# Attempting to Beat Brock in Pokémon Red using Reinforcement Learning

## By: Patrick Sharp

## Overview

This project aims to explore Reinforcement Learning (RL) algorithms within the context of classic video game environments, specifically focusing on Pokémon Red. The project's goals are twofold:

1. to implement and evaluate various RL algorithms in a custom Gymnasium environment based on Pokémon Red (thanks to [this repo](https://github.com/PWhiddy/PokemonRedExperiments/tree/master) by PWhiddy), and

2. to investigate the critical balance between exploration and exploitation in RL agent performance.

Unlike many traditional RL projects that focus on low-dimensional environments (e.g., CartPole, FrozenLake), this project attempts to tackle a partially observable, high-variance game world. This naturally introduces complexity in terms of state representation, reward sparsity, and policy generalization.

The ultimate practical goal is to train agents capable of defeating Brock, the first gym leader, thereby obtaining the Boulder Badge — a milestone early in the game but nontrivial in terms of action selection, state abstraction, and long-term planning.

### What is Pokémon Red?

Pokémon Red (1996, Game Freak/Nintendo) is a role-playing video game (RPG) in which players control a protagonist navigating a fictional world, capturing and training creatures called Pokémon, and battling other trainers to earn badges and progress the storyline.

From an RL perspective, Pokémon Red presents a sequential decision-making problem with attributes including:

- Partial Observability: The agent cannot directly observe true world states (e.g., enemy Pokémon's hidden stats).

- Long-Term Dependencies: Success depends not just on immediate actions but on strategies developed across long sequences (e.g., choosing to train a Pokémon early affects performance hours later).

- Stochasticity: Many events (critical hits, enemy move choices) introduce randomness into outcomes.

- Sparse Rewards: Winning a battle or earning a badge occurs only after potentially hundreds of intermediate steps without explicit reward signals.

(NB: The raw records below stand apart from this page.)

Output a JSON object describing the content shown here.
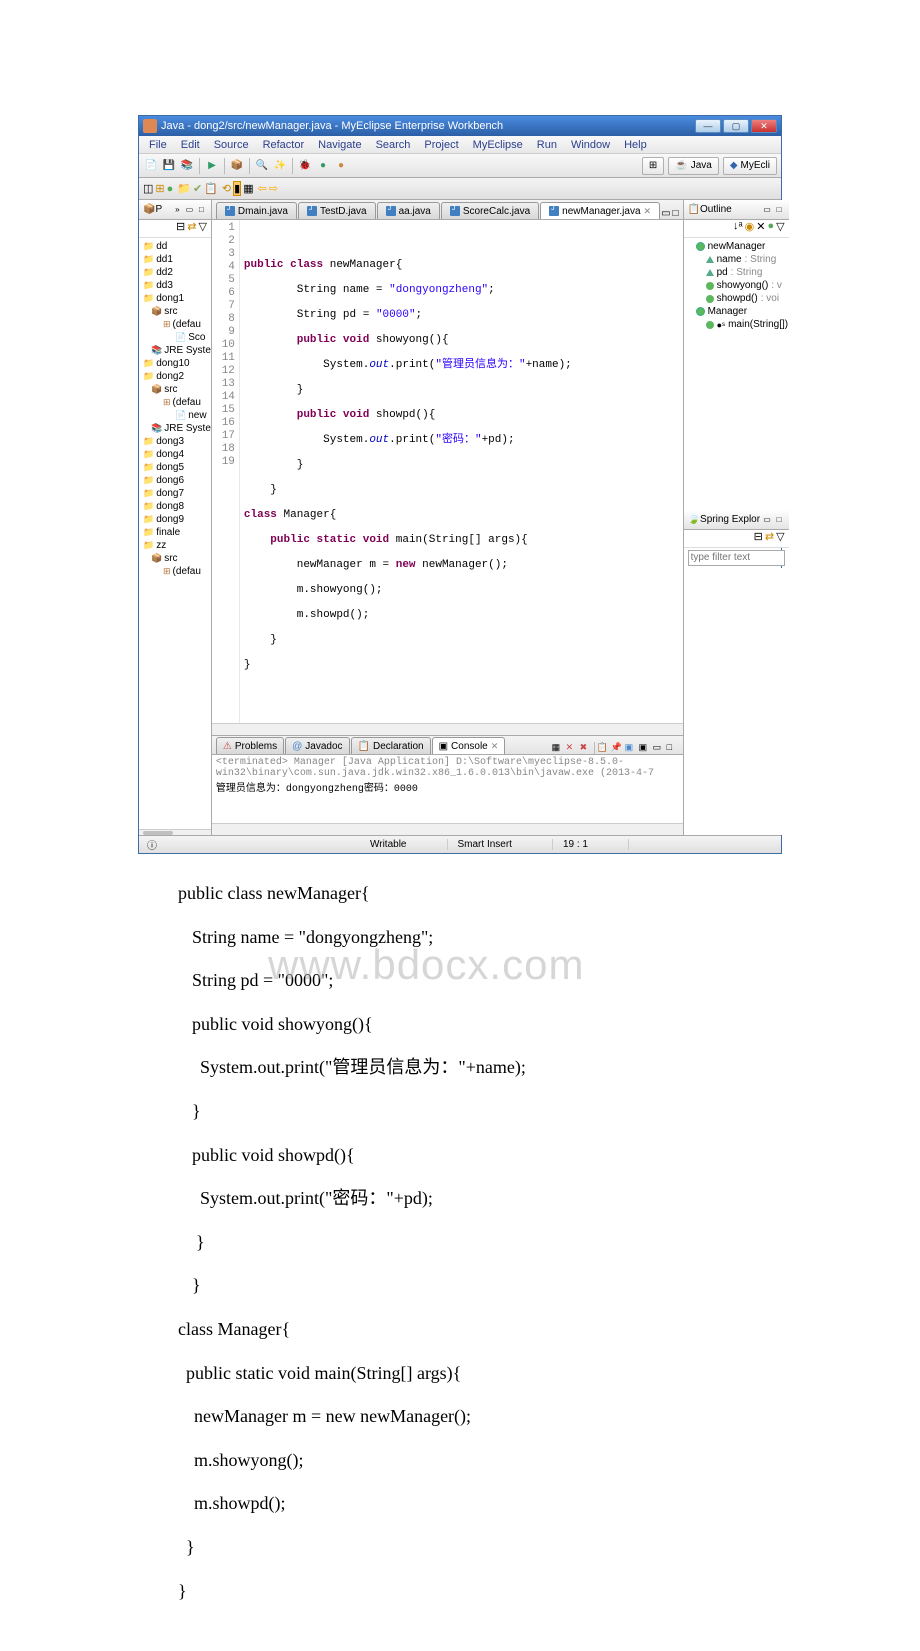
{
  "window": {
    "title": "Java - dong2/src/newManager.java - MyEclipse Enterprise Workbench",
    "min": "—",
    "max": "▢",
    "close": "✕"
  },
  "menu": {
    "items": [
      "File",
      "Edit",
      "Source",
      "Refactor",
      "Navigate",
      "Search",
      "Project",
      "MyEclipse",
      "Run",
      "Window",
      "Help"
    ]
  },
  "perspectives": {
    "java": "Java",
    "myecli": "MyEcli"
  },
  "package_explorer": {
    "tab": "P",
    "projects": [
      "dd",
      "dd1",
      "dd2",
      "dd3",
      "dong1",
      "dong10",
      "dong2",
      "dong3",
      "dong4",
      "dong5",
      "dong6",
      "dong7",
      "dong8",
      "dong9",
      "finale",
      "zz"
    ],
    "dong1_children": {
      "src": "src",
      "defau": "(defau",
      "sco": "Sco",
      "jre": "JRE Syste"
    },
    "dong2_children": {
      "src": "src",
      "defau": "(defau",
      "new": "new",
      "jre": "JRE Syste"
    },
    "zz_children": {
      "src": "src",
      "defau": "(defau"
    }
  },
  "editor": {
    "tabs": [
      "Dmain.java",
      "TestD.java",
      "aa.java",
      "ScoreCalc.java",
      "newManager.java"
    ],
    "active_tab": "newManager.java",
    "lines": {
      "l1": "",
      "l2a": "public class",
      "l2b": " newManager{",
      "l3a": "        String name = ",
      "l3b": "\"dongyongzheng\"",
      "l3c": ";",
      "l4a": "        String pd = ",
      "l4b": "\"0000\"",
      "l4c": ";",
      "l5a": "        public void",
      "l5b": " showyong(){",
      "l6a": "            System.",
      "l6b": "out",
      "l6c": ".print(",
      "l6d": "\"管理员信息为：\"",
      "l6e": "+name);",
      "l7": "        }",
      "l8a": "        public void",
      "l8b": " showpd(){",
      "l9a": "            System.",
      "l9b": "out",
      "l9c": ".print(",
      "l9d": "\"密码：\"",
      "l9e": "+pd);",
      "l10": "        }",
      "l11": "    }",
      "l12a": "class",
      "l12b": " Manager{",
      "l13a": "    public static void",
      "l13b": " main(String[] args){",
      "l14a": "        newManager m = ",
      "l14b": "new",
      "l14c": " newManager();",
      "l15": "        m.showyong();",
      "l16": "        m.showpd();",
      "l17": "    }",
      "l18": "}",
      "l19": ""
    }
  },
  "bottom": {
    "tabs": {
      "problems": "Problems",
      "javadoc": "Javadoc",
      "declaration": "Declaration",
      "console": "Console"
    },
    "terminated": "<terminated> Manager [Java Application] D:\\Software\\myeclipse-8.5.0-win32\\binary\\com.sun.java.jdk.win32.x86_1.6.0.013\\bin\\javaw.exe (2013-4-7",
    "output": "管理员信息为：dongyongzheng密码：0000"
  },
  "outline": {
    "tab": "Outline",
    "items": {
      "newManager": "newManager",
      "name": "name",
      "name_t": ": String",
      "pd": "pd",
      "pd_t": ": String",
      "showyong": "showyong()",
      "showyong_t": ": v",
      "showpd": "showpd()",
      "showpd_t": ": voi",
      "Manager": "Manager",
      "main": "main(String[])",
      "main_t": ": "
    }
  },
  "spring": {
    "tab": "Spring Explor",
    "filter": "type filter text"
  },
  "status": {
    "writable": "Writable",
    "smart": "Smart Insert",
    "pos": "19 : 1"
  },
  "below": {
    "l1": "public class newManager{",
    "l2": "String name = \"dongyongzheng\";",
    "l3": "String pd = \"0000\";",
    "l4": "public void showyong(){",
    "l5": "System.out.print(\"管理员信息为：\"+name);",
    "l6": "}",
    "l7": "public void showpd(){",
    "l8": "System.out.print(\"密码：\"+pd);",
    "l9": "}",
    "l10": "}",
    "l11": "class Manager{",
    "l12": "public static void main(String[] args){",
    "l13": "newManager m = new newManager();",
    "l14": "m.showyong();",
    "l15": "m.showpd();",
    "l16": "}",
    "l17": "}"
  },
  "watermark": "www.bdocx.com"
}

Thus, it provides a rich testbed beyond simplistic RL benchmarks.

### Why Pokémon Red?

Pokémon Red was selected due to personal nostalgia, as it was my first introduction to video games at the age of four, played on my yellow Gameboy Pocket. This nostalgic connection provides intrinsic motivation to dive deeper into the problem space.

---


## Setting up the environment 




### PyBoy

[PyBoy](https://github.com/Baekalfen/PyBoy) is a Python-based emulator for the Nintendo Game Boy, designed to provide programmatic access to the emulation process through a clean API. It allows external scripts to read game memory, send controller inputs, and observe screen outputs — all crucial capabilities for integrating reinforcement learning agents with a game environment that was never originally designed for AI training.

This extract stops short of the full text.